Mais uma vez ouvi o vosso
podcast e gostei muito.
Não concordo com todas as
opiniões do colega, mas admiro a fantástica capacidade de manter a humanidade e
continuar a acreditar na verdadeira essência do que é ser médico!
Contudo, gostava que parassem
de dizer que a crise do SNS vem da fuga dos médicos para o privado!

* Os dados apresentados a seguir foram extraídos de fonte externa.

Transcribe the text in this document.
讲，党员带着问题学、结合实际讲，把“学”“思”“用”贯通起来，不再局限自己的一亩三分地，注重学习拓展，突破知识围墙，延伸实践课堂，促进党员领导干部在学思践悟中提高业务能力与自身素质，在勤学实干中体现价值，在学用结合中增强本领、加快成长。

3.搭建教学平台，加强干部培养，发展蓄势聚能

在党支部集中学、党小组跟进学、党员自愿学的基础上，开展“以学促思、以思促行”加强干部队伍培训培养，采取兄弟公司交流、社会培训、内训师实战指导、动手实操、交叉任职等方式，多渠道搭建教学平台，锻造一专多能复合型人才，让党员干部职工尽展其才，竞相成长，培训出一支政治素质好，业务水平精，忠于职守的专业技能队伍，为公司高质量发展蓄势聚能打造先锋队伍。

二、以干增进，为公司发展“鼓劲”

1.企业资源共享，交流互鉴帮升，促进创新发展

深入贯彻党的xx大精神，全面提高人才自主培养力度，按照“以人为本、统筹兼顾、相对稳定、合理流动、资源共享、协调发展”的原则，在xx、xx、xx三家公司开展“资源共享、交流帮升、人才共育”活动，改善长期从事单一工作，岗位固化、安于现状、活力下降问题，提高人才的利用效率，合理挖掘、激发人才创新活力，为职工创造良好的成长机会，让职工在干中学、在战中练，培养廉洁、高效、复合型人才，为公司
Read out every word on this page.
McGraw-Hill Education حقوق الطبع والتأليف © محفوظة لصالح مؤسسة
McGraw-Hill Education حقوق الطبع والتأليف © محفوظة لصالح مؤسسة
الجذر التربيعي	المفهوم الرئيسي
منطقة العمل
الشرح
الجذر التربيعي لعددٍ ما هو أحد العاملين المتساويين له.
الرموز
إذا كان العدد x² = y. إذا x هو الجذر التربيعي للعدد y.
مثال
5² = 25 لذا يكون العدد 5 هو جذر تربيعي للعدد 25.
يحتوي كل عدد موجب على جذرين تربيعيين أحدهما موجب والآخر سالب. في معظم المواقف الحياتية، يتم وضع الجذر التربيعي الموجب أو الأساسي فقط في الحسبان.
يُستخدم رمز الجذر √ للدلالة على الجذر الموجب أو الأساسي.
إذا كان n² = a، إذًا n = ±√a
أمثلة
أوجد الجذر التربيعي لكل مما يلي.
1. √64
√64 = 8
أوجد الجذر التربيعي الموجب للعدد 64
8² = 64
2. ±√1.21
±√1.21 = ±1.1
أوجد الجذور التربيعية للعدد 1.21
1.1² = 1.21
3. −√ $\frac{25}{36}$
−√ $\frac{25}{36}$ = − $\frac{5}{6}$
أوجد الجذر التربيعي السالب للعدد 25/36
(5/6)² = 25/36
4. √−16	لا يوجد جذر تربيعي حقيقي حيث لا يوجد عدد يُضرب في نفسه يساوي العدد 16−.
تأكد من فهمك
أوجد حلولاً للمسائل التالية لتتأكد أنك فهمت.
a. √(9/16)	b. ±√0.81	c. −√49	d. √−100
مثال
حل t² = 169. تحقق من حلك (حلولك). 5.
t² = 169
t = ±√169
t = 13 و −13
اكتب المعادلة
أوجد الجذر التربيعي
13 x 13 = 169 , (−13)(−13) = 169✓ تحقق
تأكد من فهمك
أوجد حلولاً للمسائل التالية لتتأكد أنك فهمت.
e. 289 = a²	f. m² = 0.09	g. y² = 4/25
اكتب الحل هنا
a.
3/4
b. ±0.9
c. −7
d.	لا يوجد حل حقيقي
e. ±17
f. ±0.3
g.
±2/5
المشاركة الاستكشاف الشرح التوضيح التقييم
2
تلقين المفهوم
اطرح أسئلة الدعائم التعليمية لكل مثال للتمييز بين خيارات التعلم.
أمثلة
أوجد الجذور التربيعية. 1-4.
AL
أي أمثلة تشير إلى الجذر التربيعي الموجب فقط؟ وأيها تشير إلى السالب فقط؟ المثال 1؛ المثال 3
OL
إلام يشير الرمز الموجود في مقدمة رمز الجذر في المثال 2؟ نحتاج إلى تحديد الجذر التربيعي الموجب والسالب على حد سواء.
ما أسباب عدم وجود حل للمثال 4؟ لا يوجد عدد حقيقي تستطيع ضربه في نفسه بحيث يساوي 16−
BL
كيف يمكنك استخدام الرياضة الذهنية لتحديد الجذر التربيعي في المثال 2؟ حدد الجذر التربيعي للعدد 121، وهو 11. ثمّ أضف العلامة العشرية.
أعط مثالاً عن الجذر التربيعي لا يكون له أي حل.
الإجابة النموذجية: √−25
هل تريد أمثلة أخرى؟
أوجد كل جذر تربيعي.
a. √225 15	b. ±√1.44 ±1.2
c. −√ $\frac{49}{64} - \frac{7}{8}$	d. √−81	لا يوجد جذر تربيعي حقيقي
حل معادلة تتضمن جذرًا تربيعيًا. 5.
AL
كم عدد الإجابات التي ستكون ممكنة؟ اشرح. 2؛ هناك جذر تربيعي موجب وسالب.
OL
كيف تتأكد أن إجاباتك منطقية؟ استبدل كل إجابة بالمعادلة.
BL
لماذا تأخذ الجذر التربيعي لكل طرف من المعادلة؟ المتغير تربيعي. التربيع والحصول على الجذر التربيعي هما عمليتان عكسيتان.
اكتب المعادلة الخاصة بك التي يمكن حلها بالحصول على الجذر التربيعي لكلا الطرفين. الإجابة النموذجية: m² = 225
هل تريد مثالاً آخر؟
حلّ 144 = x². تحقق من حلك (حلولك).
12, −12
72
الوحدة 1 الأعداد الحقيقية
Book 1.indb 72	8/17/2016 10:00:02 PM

Não é
verdade!
A crise do SNS vem do
subfinanciamento brutal e da total centralização de todas as decisões!
Nós até não nos importávamos
de trabalhar a receber pouco se pudéssemos trabalhar com qualidade e
desenvolver projetos que fizessem a diferença para o doente.
A maioria de nós continua a
acreditar na beleza e utilidade do sistema público, mas é muito difícil
trabalhar com a equipa que é volátil, pois depende de um concurso central.
Pior ainda é ter doentes
graves à espera durante meses de um exame porque o aparelho está avariado e o
concurso para a sua manutenção caducou.... Doentes com cirurgias adiadas
sucessivamente por falta de material... Pedir por favor (como se fosse para a
nossa mãe) ao colega que veja em extra um doente urgente e grave... Sim, porque
as cunhas não tiram o lugar a outro, pelo menos na minha consulta, acrescentam
um doente extra à lista, e tiram-me a hora de ir buscar os meninos à escola!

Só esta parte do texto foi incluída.